永井   だからお互い安心して仕事ができたわけです。私の下に何人か社員をつけてもらって育てながら、その給料分くらいの利益は十分上げることができました。
  そのあと、以前に受けた取材でもお話ししたように*3 M社のメディカル事業部廃止ということになり、医療画像のソフトを作っていたスリーゼットという会社の顧問になりました。

- その時に永井さんが「医療画像をやっていれば絶対食べていける」とおっしゃって、永井さんの部下全員が会社を辞めてこの業界に留まったというお話でした。

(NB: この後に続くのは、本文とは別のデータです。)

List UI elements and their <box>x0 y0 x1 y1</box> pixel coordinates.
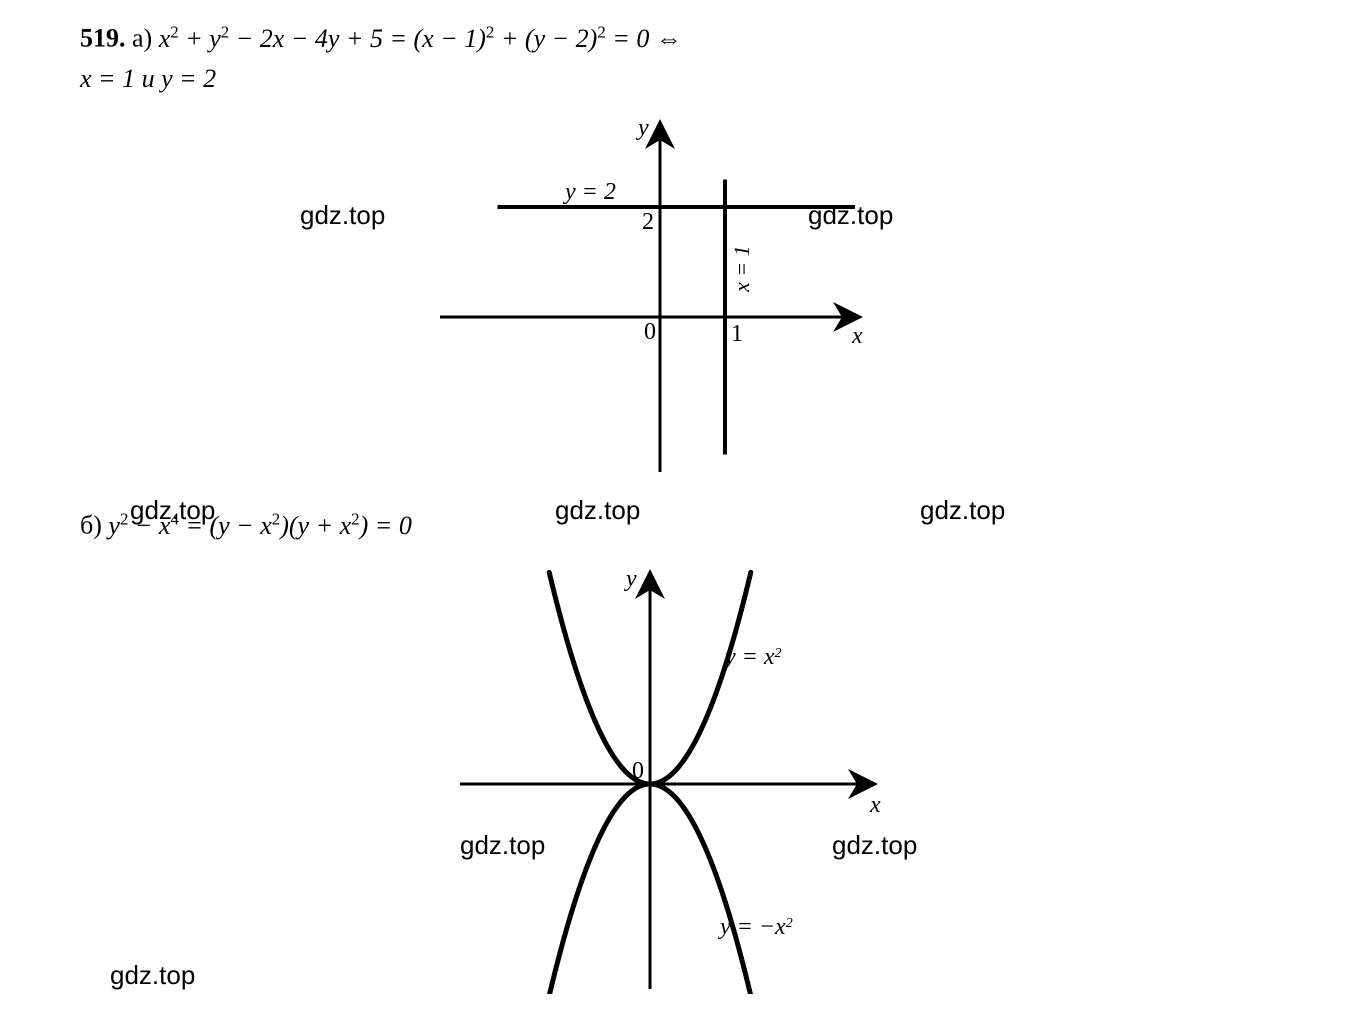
part-a-eq1: x2 + y2 − 2x − 4y + 5 = (x − 1)2 + (y − … <box>159 24 682 53</box>
watermark: gdz.top <box>110 960 195 991</box>
svg-text:x = 1: x = 1 <box>729 246 754 294</box>
part-a-label: а) <box>132 24 152 53</box>
svg-text:y = −x2: y = −x2 <box>718 914 793 940</box>
problem-number: 519. <box>80 24 126 53</box>
watermark: gdz.top <box>808 200 893 231</box>
svg-text:x: x <box>869 792 881 818</box>
svg-text:y = x2: y = x2 <box>723 644 782 670</box>
part-a-eq2: x = 1 и y = 2 <box>80 64 216 93</box>
watermark: gdz.top <box>130 495 215 526</box>
watermark: gdz.top <box>300 200 385 231</box>
watermark: gdz.top <box>555 495 640 526</box>
svg-text:1: 1 <box>731 321 743 347</box>
svg-text:0: 0 <box>632 758 644 784</box>
problem-line-1: 519. а) x2 + y2 − 2x − 4y + 5 = (x − 1)2… <box>80 20 1267 57</box>
problem-line-2: x = 1 и y = 2 <box>80 61 1267 97</box>
chart-1: y x 0 2 1 y = 2 x = 1 <box>430 117 870 477</box>
svg-text:y = 2: y = 2 <box>563 179 616 205</box>
svg-text:y: y <box>636 117 649 141</box>
watermark: gdz.top <box>920 495 1005 526</box>
svg-text:0: 0 <box>644 319 656 345</box>
svg-text:x: x <box>851 323 863 349</box>
part-b-label: б) <box>80 511 102 540</box>
svg-text:y: y <box>624 566 637 592</box>
svg-text:2: 2 <box>642 209 654 235</box>
watermark: gdz.top <box>832 830 917 861</box>
part-b-line: б) y2 − x4 = (y − x2)(y + x2) = 0 <box>80 507 1267 544</box>
chart-2: y x 0 y = x2 y = −x2 <box>450 564 890 994</box>
watermark: gdz.top <box>460 830 545 861</box>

永井   当時のM社としては優秀な社員を他の部署に回すつもりだったでしょうから、当てが外れたことになりますね。





プロフィール

永井実重さん 
[ メディカルシステム・ナガイ代表 ]

ティアック、センチュリーメディカル、ミネベア、ティアックと医療分野の会社で転職をしながら経験を積む。1994 年ティアックを55 歳で早期退職。八王子の自宅で医療分野の画像をデジタルファイリングするシステム構築のためのコンサルタント業を起業し、1998年12 月*SOHOパイロットオフィスの開設時に入居。20年間のパイロットオフィス生活に区切りをつけ、2018年11月末日に退去された。